Un arrêt maladie ne donne pas tous les droits face à son patron, et un cadre l’a appris à ses dépens après avoir refusé de transmettre des identifiants informatiques à son entreprise durant son absence. Licencié pour faute grave, la justice a donné raison à son entreprise.

L’affaire débute 2019. Le salarié occupait alors le poste de directeur technique chez So Shape, une société spécialisée dans les programmes minceur. À son arrivée dans l’entreprise, il percevait un salaire mensuel de 13 820 euros. En février 2019, il est mis en arrêt maladie. Dans un courrier adressé à sa direction, l'employé explique vivre une situation professionnelle difficile et évoque notamment un climat de stress et évoque même un harcèlement moral.

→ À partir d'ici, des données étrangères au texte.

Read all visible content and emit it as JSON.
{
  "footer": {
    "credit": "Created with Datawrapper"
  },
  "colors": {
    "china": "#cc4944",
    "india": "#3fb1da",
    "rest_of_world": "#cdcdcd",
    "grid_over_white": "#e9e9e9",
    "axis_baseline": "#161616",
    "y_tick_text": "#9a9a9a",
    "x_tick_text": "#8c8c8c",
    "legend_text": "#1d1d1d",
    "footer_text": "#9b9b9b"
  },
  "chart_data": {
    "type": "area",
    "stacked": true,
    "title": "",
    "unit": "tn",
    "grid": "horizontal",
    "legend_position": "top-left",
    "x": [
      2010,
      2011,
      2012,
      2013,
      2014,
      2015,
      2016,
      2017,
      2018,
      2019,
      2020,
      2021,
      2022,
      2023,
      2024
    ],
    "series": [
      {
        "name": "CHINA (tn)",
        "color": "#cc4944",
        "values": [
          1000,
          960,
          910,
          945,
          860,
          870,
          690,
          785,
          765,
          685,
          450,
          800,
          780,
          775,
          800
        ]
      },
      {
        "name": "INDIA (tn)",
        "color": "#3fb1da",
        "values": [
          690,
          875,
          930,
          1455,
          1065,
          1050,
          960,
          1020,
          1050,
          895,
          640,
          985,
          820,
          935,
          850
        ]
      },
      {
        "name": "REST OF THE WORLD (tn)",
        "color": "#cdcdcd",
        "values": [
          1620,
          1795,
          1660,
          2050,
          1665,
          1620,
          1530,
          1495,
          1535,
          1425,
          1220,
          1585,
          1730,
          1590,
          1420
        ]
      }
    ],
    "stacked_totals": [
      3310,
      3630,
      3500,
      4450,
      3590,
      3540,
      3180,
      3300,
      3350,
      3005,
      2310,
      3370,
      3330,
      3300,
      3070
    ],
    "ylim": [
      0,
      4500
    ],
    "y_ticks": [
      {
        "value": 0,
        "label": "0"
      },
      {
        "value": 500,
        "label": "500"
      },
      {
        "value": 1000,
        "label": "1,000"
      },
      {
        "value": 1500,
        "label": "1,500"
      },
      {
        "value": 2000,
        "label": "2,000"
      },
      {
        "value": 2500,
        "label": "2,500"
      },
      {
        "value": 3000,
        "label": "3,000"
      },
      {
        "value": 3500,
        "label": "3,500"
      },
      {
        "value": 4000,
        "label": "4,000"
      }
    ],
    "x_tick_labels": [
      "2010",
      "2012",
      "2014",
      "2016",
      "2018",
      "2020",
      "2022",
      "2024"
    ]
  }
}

Quelques jours après, l’entreprise fait une importante panne informatique. Une partie de son activité est paralysée et un prestataire doit intervenir pour tenter de rétablir les services. Un problème se pose alors : les accès nécessaires à cette intervention sont détenus uniquement par le directeur technique. Le 6 mars 2019, la direction demande alors à cet employé de fournir les données dont elle a besoin.

Sauf que voilà, le salarié refuse catégoriquement. Il estime que cette demande ne correspond pas à une simple transmission d’informations et affirme qu’elle représente « plusieurs mois de travail ». L’entreprise le relance, mais il reste campé sur ses positions. La société décide alors de le mettre à pied avant de prononcer son licenciement le 5 avril 2019. 

La Cour d’appel donne raison à l’entreprise

Le cadre conteste la rupture de son contrat devant la justice. Une première décision rendue par les prud’hommes en février 2022 ne lui donne pas raison. Il poursuit alors la procédure devant la Cour d’appel de Paris. Dans un arrêt du 16 octobre 2025, les magistrats confirment le licenciement pour faute grave. Ils considèrent que l’entreprise ne demandait pas au salarié de reprendre son activité pendant son arrêt, mais uniquement de transmettre des informations nécessaires au cours d’une période de crise.

« La cour considère que la demande de transmission de ces accès relevait d’une coopération minimale attendue dans le cadre de l’obligation de loyauté, et que le refus répété de les communiquer, alors que l’entreprise était bloquée, caractérisait, dans les circonstances de l’espèce, une faute grave justifiant le licenciement », explique Me Kenny Lassus, avocat en droit du travail, et cité par la Dépêche.

Comprendre les droits et les devoirs pendant un arrêt maladie

Cette affaire ne signifie absolument pas qu’un employeur peut demander n’importe quelle tâche à un salarié absent pour maladie. Pendant un arrêt de travail, le travailleurs n’a pas à exercer son activité professionnelle. En revanche, certaines démarches ponctuelles peuvent rester attendues lorsqu’elles ne correspondent pas à du travail et qu’elles répondent à une situation particulière.